I need to write an application which should be able to download the content of a .html page. This .html page contains a lot of JS code, which uses some document.write and other stuff.
so how can i "render" a html page (execute JS) ?
You can use WebBrowser.
Typically you don't need to display it at all, it can run on the background execute all the JS code and then you can try to find the url.
This is not that straightforward and there are some tricks and things you need to solve on the long run. Try searching for examples on the WebBrowser class and you can go from there.
i tried that and somehow, the WebBrowser object does not seem to contain any data.
it has null's and ""s everywhere.
WebBrowser web = new WebBrowser();
// breakpoint here
what am i doing wrong?
I just checked out these JS interpreters. they seem to be able to evaluate functions like "x*2" but cannot execute a whole HTML page?
any suggestions? what interpreter to use?
Parse the HTML, ripping out the JS and feed it to your JS engine.
It's all that any browser would do for you anyway.
The reason is that with Thread.Sleep() you will simply block the current thread, so it is not that reliable.
Originally Posted by Devils Child
You have to do something like this:
The first part, the most important, while ensure that the Document is completed, thus the page loaded. BUT, sometimes it loads more than once. That is why I have an additional delay.

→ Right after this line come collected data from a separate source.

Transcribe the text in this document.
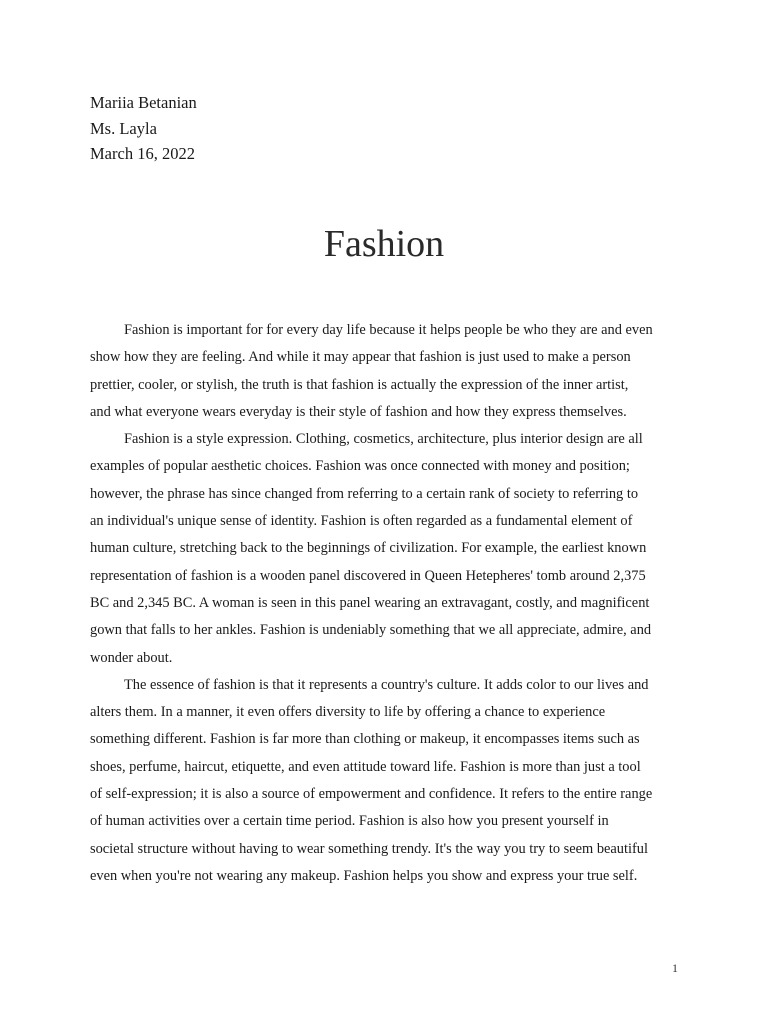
Mariia Betanian
Ms. Layla
March 16, 2022
Fashion

Fashion is important for for every day life because it helps people be who they are and even
show how they are feeling. And while it may appear that fashion is just used to make a person
prettier, cooler, or stylish, the truth is that fashion is actually the expression of the inner artist,
and what everyone wears everyday is their style of fashion and how they express themselves.

Fashion is a style expression. Clothing, cosmetics, architecture, plus interior design are all
examples of popular aesthetic choices. Fashion was once connected with money and position;
however, the phrase has since changed from referring to a certain rank of society to referring to
an individual's unique sense of identity. Fashion is often regarded as a fundamental element of
human culture, stretching back to the beginnings of civilization. For example, the earliest known
representation of fashion is a wooden panel discovered in Queen Hetepheres' tomb around 2,375
BC and 2,345 BC. A woman is seen in this panel wearing an extravagant, costly, and magnificent
gown that falls to her ankles. Fashion is undeniably something that we all appreciate, admire, and
wonder about.

The essence of fashion is that it represents a country's culture. It adds color to our lives and
alters them. In a manner, it even offers diversity to life by offering a chance to experience
something different. Fashion is far more than clothing or makeup, it encompasses items such as
shoes, perfume, haircut, etiquette, and even attitude toward life. Fashion is more than just a tool
of self-expression; it is also a source of empowerment and confidence. It refers to the entire range
of human activities over a certain time period. Fashion is also how you present yourself in
societal structure without having to wear something trendy. It's the way you try to seem beautiful
even when you're not wearing any makeup. Fashion helps you show and express your true self.

1
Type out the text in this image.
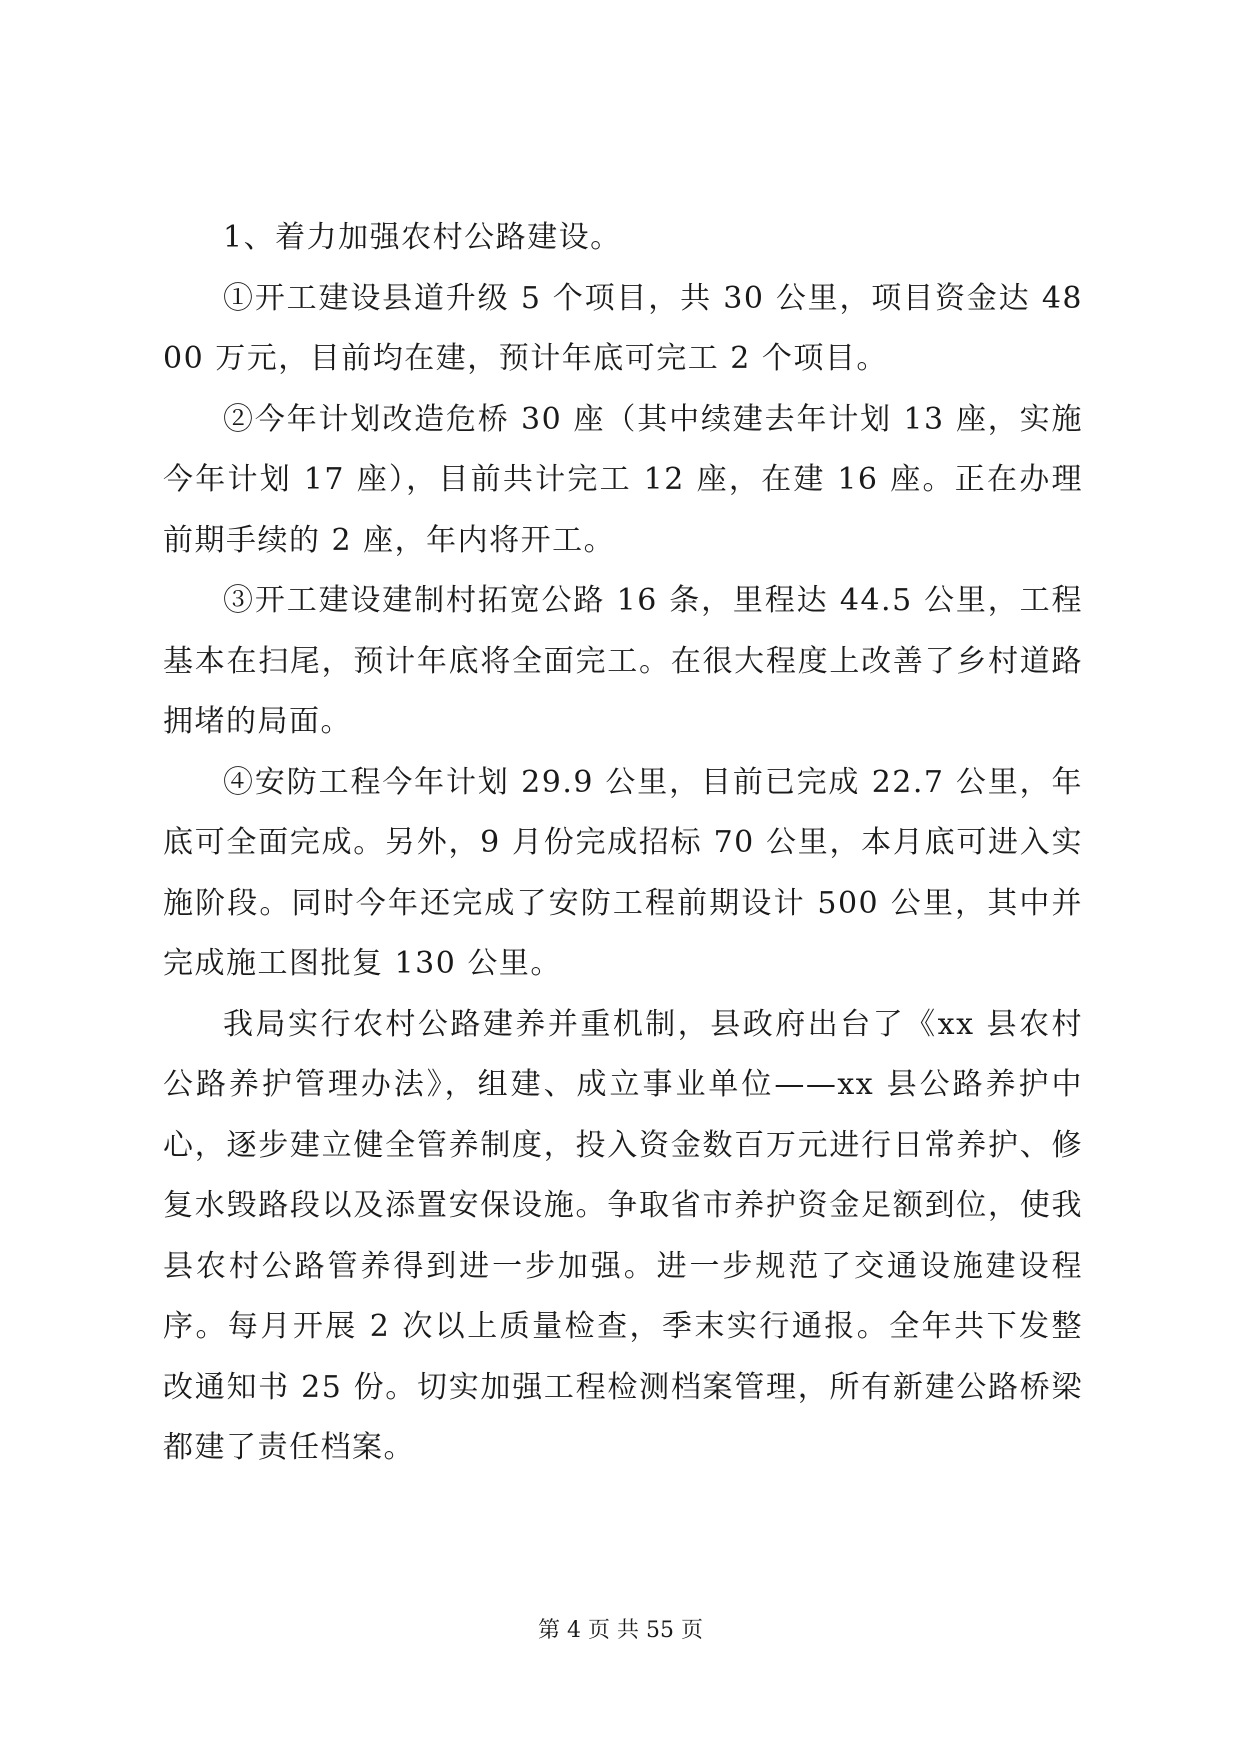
1、着力加强农村公路建设。

①开工建设县道升级 5 个项目，共 30 公里，项目资金达 4800 万元，目前均在建，预计年底可完工 2 个项目。

②今年计划改造危桥 30 座（其中续建去年计划 13 座，实施今年计划 17 座），目前共计完工 12 座，在建 16 座。正在办理前期手续的 2 座，年内将开工。

③开工建设建制村拓宽公路 16 条，里程达 44.5 公里，工程基本在扫尾，预计年底将全面完工。在很大程度上改善了乡村道路拥堵的局面。

④安防工程今年计划 29.9 公里，目前已完成 22.7 公里，年底可全面完成。另外，9 月份完成招标 70 公里，本月底可进入实施阶段。同时今年还完成了安防工程前期设计 500 公里，其中并完成施工图批复 130 公里。

我局实行农村公路建养并重机制，县政府出台了《xx 县农村公路养护管理办法》，组建、成立事业单位——xx 县公路养护中心，逐步建立健全管养制度，投入资金数百万元进行日常养护、修复水毁路段以及添置安保设施。争取省市养护资金足额到位，使我县农村公路管养得到进一步加强。进一步规范了交通设施建设程序。每月开展 2 次以上质量检查，季末实行通报。全年共下发整改通知书 25 份。切实加强工程检测档案管理，所有新建公路桥梁都建了责任档案。

第 4 页 共 55 页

Note that the Delay function is executed from another Thread (delayThread) so it doesn't stop current thread.
private void browser_DocumentCompleted(object sender, WebBrowserDocumentCompletedEventArgs e)
completedLoading = true;
public void LoadPage(string url, bool wait = true)
completedLoading = false;
delaying = true;
delayThread = new Thread(new ParameterizedThreadStart(delayDel));
public static void Delay(object sec)
Thread.Sleep((int)sec * 1000);
delaying = false;
Just a note, I had problems finding links even using the method above. For example I was trying to get links from search engine pages. For most of the part I could, but still somethings were missing, so it might not always be possible to do what you want.
that webbrowser example of you seems to be the way to go, but it uses 100 % CPU and somehow does not load anyway?
The page should load. That is what DocumentCompleted event is there for. I am assuming you included also
somewhere in your code before.
browser.DocumentCompleted += new WebBrowserDocumentCompletedEventHandler(browser_DocumentCompleted );
Yes, when you have a while loop you will use 100% of your CPU. You can change this if you want by any method you want, but in my case there was no reason to optimize.